My favorite mantra is,”This too, shall pass.” I may have 10 crappy days, but hey, the next one might be a good one!” That is what gets me through. I’ve been struggling recently with self-hate, shame, guilt and other fun things…but I will not let them get the best of me. I can’t make them go away, but I can live a good life around them.
Oops, I don’t know why that posted as a reply to your post, but I will say I love your post. I do many of the same things you do and have managed, even though I’m disabled, to have a good life. (I am also 44).
You have described how I spent this past holday season, especially the crying at the tv. My depression manifests itself as seasonal affective disorder (SAD) so I am thrilled the holiday is over. I would love it if this year, I could simply relax into this quote:
Life…
“Get correct views of life, and learn to see the world in its true light.

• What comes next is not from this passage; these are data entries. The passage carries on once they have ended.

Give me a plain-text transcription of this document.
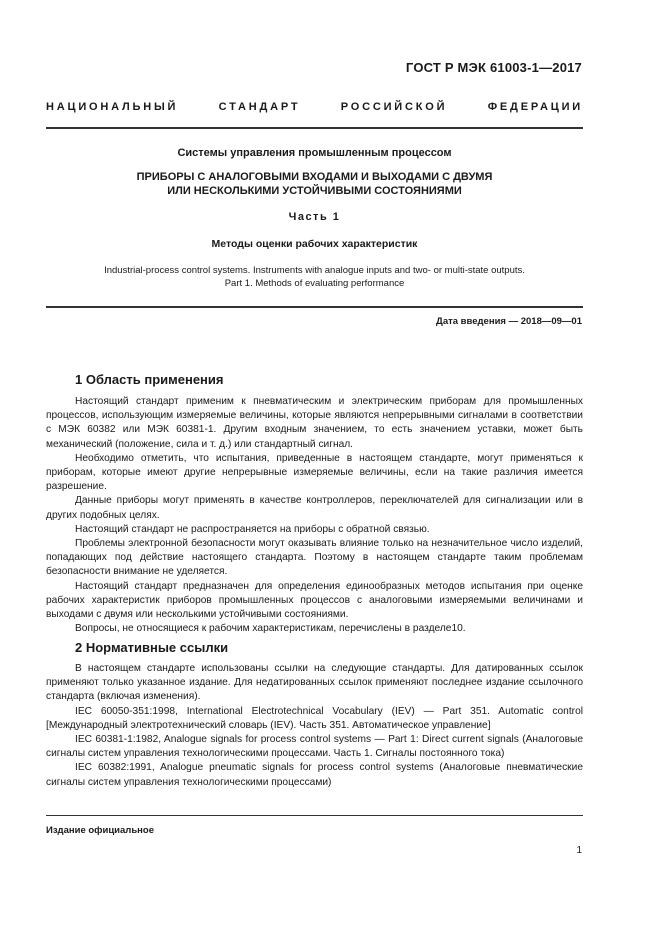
ГОСТ Р МЭК 61003-1—2017
НАЦИОНАЛЬНЫЙ СТАНДАРТ РОССИЙСКОЙ ФЕДЕРАЦИИ
Системы управления промышленным процессом
ПРИБОРЫ С АНАЛОГОВЫМИ ВХОДАМИ И ВЫХОДАМИ С ДВУМЯ
ИЛИ НЕСКОЛЬКИМИ УСТОЙЧИВЫМИ СОСТОЯНИЯМИ
Часть 1
Методы оценки рабочих характеристик
Industrial-process control systems. Instruments with analogue inputs and two- or multi-state outputs.
Part 1. Methods of evaluating performance
Дата введения — 2018—09—01
1 Область применения

Настоящий стандарт применим к пневматическим и электрическим приборам для промышленных процессов, использующим измеряемые величины, которые являются непрерывными сигналами в соответствии с МЭК 60382 или МЭК 60381-1. Другим входным значением, то есть значением уставки, может быть механический (положение, сила и т. д.) или стандартный сигнал.

Необходимо отметить, что испытания, приведенные в настоящем стандарте, могут применяться к приборам, которые имеют другие непрерывные измеряемые величины, если на такие различия имеется разрешение.

Данные приборы могут применять в качестве контроллеров, переключателей для сигнализации или в других подобных целях.

Настоящий стандарт не распространяется на приборы с обратной связью.

Проблемы электронной безопасности могут оказывать влияние только на незначительное число изделий, попадающих под действие настоящего стандарта. Поэтому в настоящем стандарте таким проблемам безопасности внимание не уделяется.

Настоящий стандарт предназначен для определения единообразных методов испытания при оценке рабочих характеристик приборов промышленных процессов с аналоговыми измеряемыми величинами и выходами с двумя или несколькими устойчивыми состояниями.

Вопросы, не относящиеся к рабочим характеристикам, перечислены в разделе10.

2 Нормативные ссылки

В настоящем стандарте использованы ссылки на следующие стандарты. Для датированных ссылок применяют только указанное издание. Для недатированных ссылок применяют последнее издание ссылочного стандарта (включая изменения).

IEC 60050-351:1998, International Electrotechnical Vocabulary (IEV) — Part 351. Automatic control [Международный электротехнический словарь (IEV). Часть 351. Автоматическое управление]

IEC 60381-1:1982, Analogue signals for process control systems — Part 1: Direct current signals (Аналоговые сигналы систем управления технологическими процессами. Часть 1. Сигналы постоянного тока)

IEC 60382:1991, Analogue pneumatic signals for process control systems (Аналоговые пневматические сигналы систем управления технологическими процессами)

Издание официальное
1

It will enable you to live pleasantly, to do good, and, when summoned away, to leave without regret.”
― Robert E. Lee
You got me with change our expectation. When I hit 50, I’ve not had much of that git-up-n-go, there seems to be a catch in my get-along, so changing my expectations is a great way to see it.
I found this quote that helps me.
“It is always important to know when something has reached its end. Closing circles, shutting doors, finishing chapters, it doesn’t matter what we call it; what matters is to leave in the past those moments in life that are over.”
― Paulo Coelho, The Zahir
Natasha
I was ruminating on this today and many days over time and here pops up my answer. Because I cycle daily or as they call it mixed states some days I feel pretty fine (far and few in between)as if I am so called normal again . It amazes me how I cant go to those dark places.. My brain wont let me and I say to myself … I am healed… This has gone on for quite a while.. All of a sudden I had hope and it felt great and then I would get hit over the brain with a baseball bat and be back on the ground crying. I have no more hope left. I just want to be able to manage it and am having such a hard time as I get older. It does come down to balance and being a bipolar individual with mixed states balance is do damn difficult. This piece that you wrote hit home for me and you being the professional that you are makes it even more real for me. Thank you dearly. As always I wish you peace. I wish all of us peace.